Comparing these different productions of the skeleton in the numerous Plectoidea, we find expressed two remarkable and very different affinities. On the one hand many Plectoidea exhibit exactly the same peculiar forms, which are only found besides in the Beloidea (as many species of Triplagia, Plagiacantha, Tetraplagia, Plagonidium, Hexaplagia, and Plagonium). On the other hand many Plectoidea bear the same characteristic composition of the skeleton (or the "cortinar structure") which is found in the Cortinida among the Stephoidea, and in numerous Spyroidea and Cyrtoidea, which all agree in the possession of three divergent basal feet and a vertical apical horn. A most important argument for the close affinity of all these "cortinar Nassellaria" seems to be given by the fact that the sagittal ring, which in Cortina is combined with the quadriradial structure, exhibits in the Cyrtellaria the most different stages of development; in one group it is complete, in the second incomplete, and in the third it has completely disappeared.

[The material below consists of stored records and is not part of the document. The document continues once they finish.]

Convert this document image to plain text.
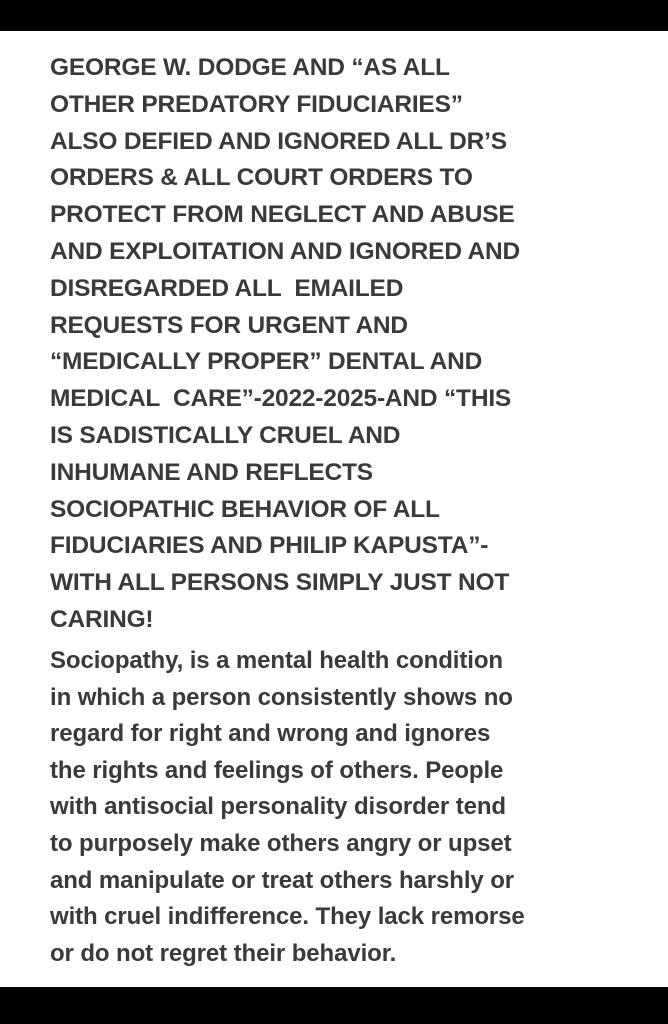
GEORGE W. DODGE AND “AS ALL
OTHER PREDATORY FIDUCIARIES”
ALSO DEFIED AND IGNORED ALL DR’S
ORDERS & ALL COURT ORDERS TO
PROTECT FROM NEGLECT AND ABUSE
AND EXPLOITATION AND IGNORED AND
DISREGARDED ALL  EMAILED
REQUESTS FOR URGENT AND
“MEDICALLY PROPER” DENTAL AND
MEDICAL  CARE”-2022-2025-AND “THIS
IS SADISTICALLY CRUEL AND
INHUMANE AND REFLECTS
SOCIOPATHIC BEHAVIOR OF ALL
FIDUCIARIES AND PHILIP KAPUSTA”-
WITH ALL PERSONS SIMPLY JUST NOT
CARING!

Sociopathy, is a mental health condition
in which a person consistently shows no
regard for right and wrong and ignores
the rights and feelings of others. People
with antisocial personality disorder tend
to purposely make others angry or upset
and manipulate or treat others harshly or
with cruel indifference. They lack remorse
or do not regret their behavior.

The form of the radial spines composing the skeleton is usually three-sided prismatic, gradually tapering from the thicker central base towards the distal apex; sometimes they are slender pyramidal. More rarely the spines are cylindrical or slender conical. In the majority of species the spines are straight, in the minority more or less curved. In very few species only are they quite simple, without branches. They are nearly always more or less branched, in many larger species very richly ramified. The modes of ramification are rather variable. In the majority of Plectoidea the spines are rather regularly verticillate, bearing an increasing number of verticils, each of which is composed of three divergent branches. These arise from the three edges of the spine, and all the branches of one edge are usually parallel, either perpendicular to the spine, or directed at an acute angle towards its apex. When the verticils are numerous (five to ten or more), their size commonly tapers gradually towards the apex. Pinnate spines occur more rarely than verticillate ones; in this case the two paired lateral edges only of the prismatic spine bear opposite or alternate branches, whilst the odd middle edge bears no ramules. In some species the spines are singly or doubly forked. In many species (mainly those with cylindrical spines) the ramification of the spines is more or less irregular.